Although the program was an advantage for the United States, the Bracero program had negative consequences such as a steady supply of low-cost Mexican labor as well as harsh treatment of the Braceros. When the bracero program began, the United States and Mexican governments had intended for it to regulate American growers’ hiring of Mexican workers. Moreover, the Mexican male participants were supposed to supplement the American workforce—they would be hired only when there was a labor shortage in the fields. However, the program gave growers a great deal of leeway in keeping wages low and getting rid of workers who were considered problematic; it also displaced many Mexican American and African American workers who had been in the fields as well as a misunderstanding of when workers could return to Mexico. It’s heartbreaking to know that although many migrants that came during the postwar era ceased to leave Mexico for better financial opportunities, they were already at a disadvantage just by being in the US and being of a different ethnic background.

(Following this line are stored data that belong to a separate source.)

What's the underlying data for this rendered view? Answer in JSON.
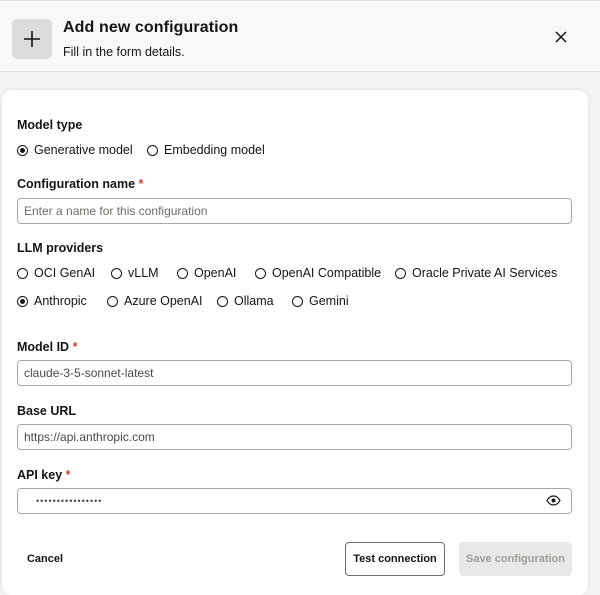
{
  "header": {
    "title": "Add new configuration",
    "subtitle": "Fill in the form details."
  },
  "model_type": {
    "label": "Model type",
    "options": [
      {
        "label": "Generative model",
        "checked": true
      },
      {
        "label": "Embedding model",
        "checked": false
      }
    ]
  },
  "config_name": {
    "label": "Configuration name",
    "required_mark": "*",
    "value": "",
    "placeholder": "Enter a name for this configuration"
  },
  "llm_providers": {
    "label": "LLM providers",
    "options": [
      {
        "label": "OCI GenAI",
        "checked": false
      },
      {
        "label": "vLLM",
        "checked": false
      },
      {
        "label": "OpenAI",
        "checked": false
      },
      {
        "label": "OpenAI Compatible",
        "checked": false
      },
      {
        "label": "Oracle Private AI Services",
        "checked": false
      },
      {
        "label": "Anthropic",
        "checked": true
      },
      {
        "label": "Azure OpenAI",
        "checked": false
      },
      {
        "label": "Ollama",
        "checked": false
      },
      {
        "label": "Gemini",
        "checked": false
      }
    ]
  },
  "model_id": {
    "label": "Model ID",
    "required_mark": "*",
    "value": "claude-3-5-sonnet-latest"
  },
  "base_url": {
    "label": "Base URL",
    "value": "https://api.anthropic.com"
  },
  "api_key": {
    "label": "API key",
    "required_mark": "*",
    "value": "••••••••••••••••"
  },
  "footer": {
    "cancel_label": "Cancel",
    "test_label": "Test connection",
    "save_label": "Save configuration"
  }
}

So, why is learning about the Bracero Program so important if it is something that happened so long ago?
Because it allows us to have a connection and understanding of its impacts, legacy, and connections to the present. The men who were a part of the program are key elements to the life we lead today and although it was in 1942, the Bracero Program is still relevant today.
The Bracero Program is a part of Socorro history as well. The Rio Vista Farm or Rio Vista Community Center was a processing center for more than 80,000 braceros per year. Once they entered the country, Mexican laborers endured invasive examinations and DDT fumigation at the center while they awaited their labor contracts. Of the five processing centers created over the duration of program, Rio Vista Farm in Socorro, Texas, is likely the last one that remains.
Labor unionization, increased focus on protecting U.S. workers, the Civil Rights and Farmworker movements, and the mechanization of farm equipment led to the end of the Bracero Program, but it is a part of labor history, Hispanic history, and Socorro history that should never be forgotten.